COURTSHIP

Reclaim the lost art of seduction

What happened to the courtship dance? When it all started with eye contact then a shy smile.

In Summary
  • If you do not master the art of seduction, you will not manage even negotiations, sales or marketing I promise you, but this is my opinion.
  • Just look at great salesmen, they can make you buy things and you think it is a good idea.
Seduction.
Seduction.

I give my opinion from where I sit, this happens to be from a woman’s point. I guess you have figured out by now that it is because I am a woman. I am not judgemental as I have often been accused.

Ok, truth be told I judge some people. The only people I judge are those who say Joel Osteen is their favourite author and the people who will say they love Rumba and when you ask which artists and or songs are their favourites, they only know the song Mario by Franco Luambo Makiadi. If you fall in these two categories, I am judging you whether you are a man or a woman.

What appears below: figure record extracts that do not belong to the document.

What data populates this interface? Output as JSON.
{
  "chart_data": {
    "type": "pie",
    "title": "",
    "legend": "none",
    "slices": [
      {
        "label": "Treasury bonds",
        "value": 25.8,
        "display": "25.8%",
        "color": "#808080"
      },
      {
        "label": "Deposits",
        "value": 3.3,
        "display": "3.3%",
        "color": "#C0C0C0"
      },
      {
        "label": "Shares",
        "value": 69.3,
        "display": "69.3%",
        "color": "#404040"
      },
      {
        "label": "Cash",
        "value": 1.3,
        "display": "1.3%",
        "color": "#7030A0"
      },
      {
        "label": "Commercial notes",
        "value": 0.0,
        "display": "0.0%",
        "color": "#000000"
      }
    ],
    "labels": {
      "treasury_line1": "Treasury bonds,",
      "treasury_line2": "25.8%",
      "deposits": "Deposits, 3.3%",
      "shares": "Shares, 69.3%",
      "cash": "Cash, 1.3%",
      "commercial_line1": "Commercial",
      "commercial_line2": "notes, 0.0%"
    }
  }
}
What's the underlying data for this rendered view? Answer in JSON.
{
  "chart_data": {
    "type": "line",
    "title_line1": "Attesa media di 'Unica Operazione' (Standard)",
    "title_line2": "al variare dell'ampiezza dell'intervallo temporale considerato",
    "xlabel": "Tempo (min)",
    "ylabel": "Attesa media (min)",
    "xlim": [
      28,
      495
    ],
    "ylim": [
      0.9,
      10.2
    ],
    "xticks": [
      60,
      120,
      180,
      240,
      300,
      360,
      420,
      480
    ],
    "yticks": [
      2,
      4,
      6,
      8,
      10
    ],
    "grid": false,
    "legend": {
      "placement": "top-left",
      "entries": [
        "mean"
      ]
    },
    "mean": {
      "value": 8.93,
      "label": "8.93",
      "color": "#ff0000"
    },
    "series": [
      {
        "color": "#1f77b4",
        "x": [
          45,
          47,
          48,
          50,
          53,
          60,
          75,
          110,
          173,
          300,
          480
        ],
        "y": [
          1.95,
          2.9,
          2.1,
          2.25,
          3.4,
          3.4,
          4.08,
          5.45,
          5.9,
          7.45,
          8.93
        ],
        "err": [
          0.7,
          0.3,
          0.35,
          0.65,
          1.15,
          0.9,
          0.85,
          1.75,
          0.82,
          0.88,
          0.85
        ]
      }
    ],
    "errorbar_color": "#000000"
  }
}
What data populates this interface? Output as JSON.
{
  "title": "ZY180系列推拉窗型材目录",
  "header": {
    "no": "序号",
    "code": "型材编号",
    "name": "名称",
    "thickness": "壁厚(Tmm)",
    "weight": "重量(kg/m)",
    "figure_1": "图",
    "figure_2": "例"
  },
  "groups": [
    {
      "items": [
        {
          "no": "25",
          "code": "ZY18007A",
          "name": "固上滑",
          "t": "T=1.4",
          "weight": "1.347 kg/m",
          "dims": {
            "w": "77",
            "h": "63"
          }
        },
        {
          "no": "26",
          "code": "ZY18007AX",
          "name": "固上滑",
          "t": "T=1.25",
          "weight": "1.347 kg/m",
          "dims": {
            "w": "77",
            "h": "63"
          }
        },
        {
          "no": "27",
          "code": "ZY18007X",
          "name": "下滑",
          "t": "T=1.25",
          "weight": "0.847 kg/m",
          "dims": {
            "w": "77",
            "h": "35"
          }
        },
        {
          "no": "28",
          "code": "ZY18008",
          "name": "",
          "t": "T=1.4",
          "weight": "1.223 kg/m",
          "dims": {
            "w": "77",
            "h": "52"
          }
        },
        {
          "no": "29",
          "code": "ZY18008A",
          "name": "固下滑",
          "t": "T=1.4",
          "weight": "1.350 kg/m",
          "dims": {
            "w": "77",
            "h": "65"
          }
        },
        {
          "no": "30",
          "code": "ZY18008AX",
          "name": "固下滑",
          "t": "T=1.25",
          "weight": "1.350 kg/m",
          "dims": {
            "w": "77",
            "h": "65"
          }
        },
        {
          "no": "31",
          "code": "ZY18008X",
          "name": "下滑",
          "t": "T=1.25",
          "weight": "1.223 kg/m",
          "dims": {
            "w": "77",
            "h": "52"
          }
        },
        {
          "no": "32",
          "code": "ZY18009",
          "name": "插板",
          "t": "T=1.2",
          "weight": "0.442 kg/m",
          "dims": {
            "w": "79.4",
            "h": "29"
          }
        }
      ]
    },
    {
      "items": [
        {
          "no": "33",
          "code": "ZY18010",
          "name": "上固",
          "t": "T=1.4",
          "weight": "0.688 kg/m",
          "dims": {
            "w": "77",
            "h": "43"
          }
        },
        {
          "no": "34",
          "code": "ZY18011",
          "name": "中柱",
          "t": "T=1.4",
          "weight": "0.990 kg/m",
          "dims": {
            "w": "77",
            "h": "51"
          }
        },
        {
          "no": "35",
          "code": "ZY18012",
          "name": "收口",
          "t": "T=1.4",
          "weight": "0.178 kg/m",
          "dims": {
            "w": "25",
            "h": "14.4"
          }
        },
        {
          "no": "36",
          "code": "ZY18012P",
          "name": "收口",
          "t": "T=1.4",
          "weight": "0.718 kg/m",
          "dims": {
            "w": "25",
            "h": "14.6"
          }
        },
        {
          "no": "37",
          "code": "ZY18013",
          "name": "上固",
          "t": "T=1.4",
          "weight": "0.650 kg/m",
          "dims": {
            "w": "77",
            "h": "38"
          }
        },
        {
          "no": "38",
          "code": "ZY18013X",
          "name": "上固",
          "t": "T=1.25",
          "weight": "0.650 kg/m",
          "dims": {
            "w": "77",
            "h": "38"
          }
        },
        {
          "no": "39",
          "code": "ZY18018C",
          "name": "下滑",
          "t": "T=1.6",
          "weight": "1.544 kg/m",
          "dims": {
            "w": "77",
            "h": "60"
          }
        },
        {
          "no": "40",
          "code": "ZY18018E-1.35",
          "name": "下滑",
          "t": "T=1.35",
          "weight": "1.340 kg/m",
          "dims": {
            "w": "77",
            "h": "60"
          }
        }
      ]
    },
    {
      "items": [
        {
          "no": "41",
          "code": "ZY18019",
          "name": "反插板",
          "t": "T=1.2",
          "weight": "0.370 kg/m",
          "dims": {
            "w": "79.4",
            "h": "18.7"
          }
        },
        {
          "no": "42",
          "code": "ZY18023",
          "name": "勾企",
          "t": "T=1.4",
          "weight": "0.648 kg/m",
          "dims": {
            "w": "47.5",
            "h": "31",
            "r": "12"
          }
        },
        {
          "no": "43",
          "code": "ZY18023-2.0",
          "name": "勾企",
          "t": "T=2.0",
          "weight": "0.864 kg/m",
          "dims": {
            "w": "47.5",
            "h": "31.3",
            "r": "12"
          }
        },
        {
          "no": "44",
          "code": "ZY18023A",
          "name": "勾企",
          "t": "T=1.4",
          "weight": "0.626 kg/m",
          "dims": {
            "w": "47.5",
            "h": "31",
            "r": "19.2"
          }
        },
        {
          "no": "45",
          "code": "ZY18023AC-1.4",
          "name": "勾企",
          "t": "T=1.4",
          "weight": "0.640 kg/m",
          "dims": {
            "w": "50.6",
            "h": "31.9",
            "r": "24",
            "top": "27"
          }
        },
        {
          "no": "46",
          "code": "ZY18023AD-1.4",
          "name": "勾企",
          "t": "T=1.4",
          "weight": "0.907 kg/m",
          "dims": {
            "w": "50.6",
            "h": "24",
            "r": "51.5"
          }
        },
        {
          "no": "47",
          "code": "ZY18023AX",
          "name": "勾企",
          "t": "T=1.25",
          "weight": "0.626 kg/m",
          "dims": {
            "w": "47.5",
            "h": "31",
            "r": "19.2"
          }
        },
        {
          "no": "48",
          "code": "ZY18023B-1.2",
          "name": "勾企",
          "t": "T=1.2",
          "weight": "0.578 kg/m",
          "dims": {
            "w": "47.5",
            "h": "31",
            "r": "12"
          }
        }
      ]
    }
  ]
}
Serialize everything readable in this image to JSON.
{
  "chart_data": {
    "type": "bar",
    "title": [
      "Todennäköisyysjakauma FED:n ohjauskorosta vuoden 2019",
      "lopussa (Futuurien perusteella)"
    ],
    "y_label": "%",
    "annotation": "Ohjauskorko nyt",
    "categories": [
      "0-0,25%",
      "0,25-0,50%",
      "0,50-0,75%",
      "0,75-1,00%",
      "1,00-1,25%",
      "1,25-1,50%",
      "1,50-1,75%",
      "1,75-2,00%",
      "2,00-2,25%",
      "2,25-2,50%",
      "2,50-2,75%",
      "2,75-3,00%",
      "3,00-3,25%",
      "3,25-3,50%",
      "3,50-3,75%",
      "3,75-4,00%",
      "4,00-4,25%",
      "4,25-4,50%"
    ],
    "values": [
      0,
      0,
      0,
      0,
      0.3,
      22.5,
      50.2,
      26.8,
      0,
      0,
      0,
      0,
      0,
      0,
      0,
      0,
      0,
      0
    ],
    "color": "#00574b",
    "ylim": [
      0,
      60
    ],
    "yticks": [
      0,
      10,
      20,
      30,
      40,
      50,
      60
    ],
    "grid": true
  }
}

A couple of years back someone set me up on a blind date. She was convinced she had found the man for me. In her words “You will have to do a little panel beating, but he is good otherwise.” She gave the man my number and he immediately started sending photos of himself. Dressed, do not panic. Just too many photos. Of him eating, in traffic, in his office, etc.

We met for lunch not too long after. A good sign, I thought. It was a Saturday afternoon, and the man came in a full bright coloured suit. He even had a pocket square wajameni. We had a good lunch, he had chosen a good restaurant. He spoke of himself in the third person but I was not going to be bothered because I had already been warned of panel beating issues.

After he paid for lunch he said to me, “Let us look for somewhere quiet to go and rest”. If you are from where I am from you know this is direct translation from vernacular which implies that we should look for somewhere to get intimate.

I did not know this fellow from a can of paint. We had just met after a few days of him mostly sending pictures of himself, but he somehow thought I was turned on enough to want to ‘rest’ with him.

Even if you are there for the one-night things, there must be some tact surely. Have a conversation, buy a drink or ask the Dj to dedicate a song to them. I know we are in a microwave time, where we would like everything to be ready in two minutes, but not everything works like that.

A friend was telling us the other day how during a work retreat, his female boss called him up to her room to ‘pick’ something. When he got there she was stark naked. He said he did not wait to find out if she had lost her clothes and maybe needed help finding them, he turned and ran out like he had seen a ghost.

Who told some people that you can seduce someone by just being naked? It is disturbing. Unless it is transactional where the buyer wants to see the wares involved. You cannot seduce a man or woman into bed with your nakedness. This also goes for the men who like sending penis photos the minute you start chatting on WhatsApp. You are disgusting, you flipping perverts.

What happened to the courtship dance? When it all started with eye contact then a shy smile. Sometimes even pretending to like something they liked so you could have something to engage them in. The first innocent texts that led you to the not so innocent texts. The meetings with subtle physical contact. The blushing, the compliments, the excitement of possibilities that brought out your creative side? The conversations that made your face hot and ears ring.

Even if you are there for the one-night things, there must be some tact surely. Have a conversation, buy a drink or ask the DJ to dedicate a song to them. I know we are in a microwave time, where we would like everything to be ready in two minutes, but not everything works like that.

If you do not master the art of seduction, you will not manage negotiations, sales or marketing, I promise you. But this is my opinion. Just look at great salesmen, they can make you buy things and you think it is a good idea. Your idea. They captivate your imagination and seduce you into buying into an idea or a product. It is an art. It takes time.

This school of “when are you giving me those things?” needs to be lined up and shot. What is the matter with you seriously? Do you respect yourselves?

Let us be responsible with sex and how we ask for it. If you are just looking for release, there are sex workers, sex toys and your hands. Do not go round making sex yuck for people yawa, you are an adult.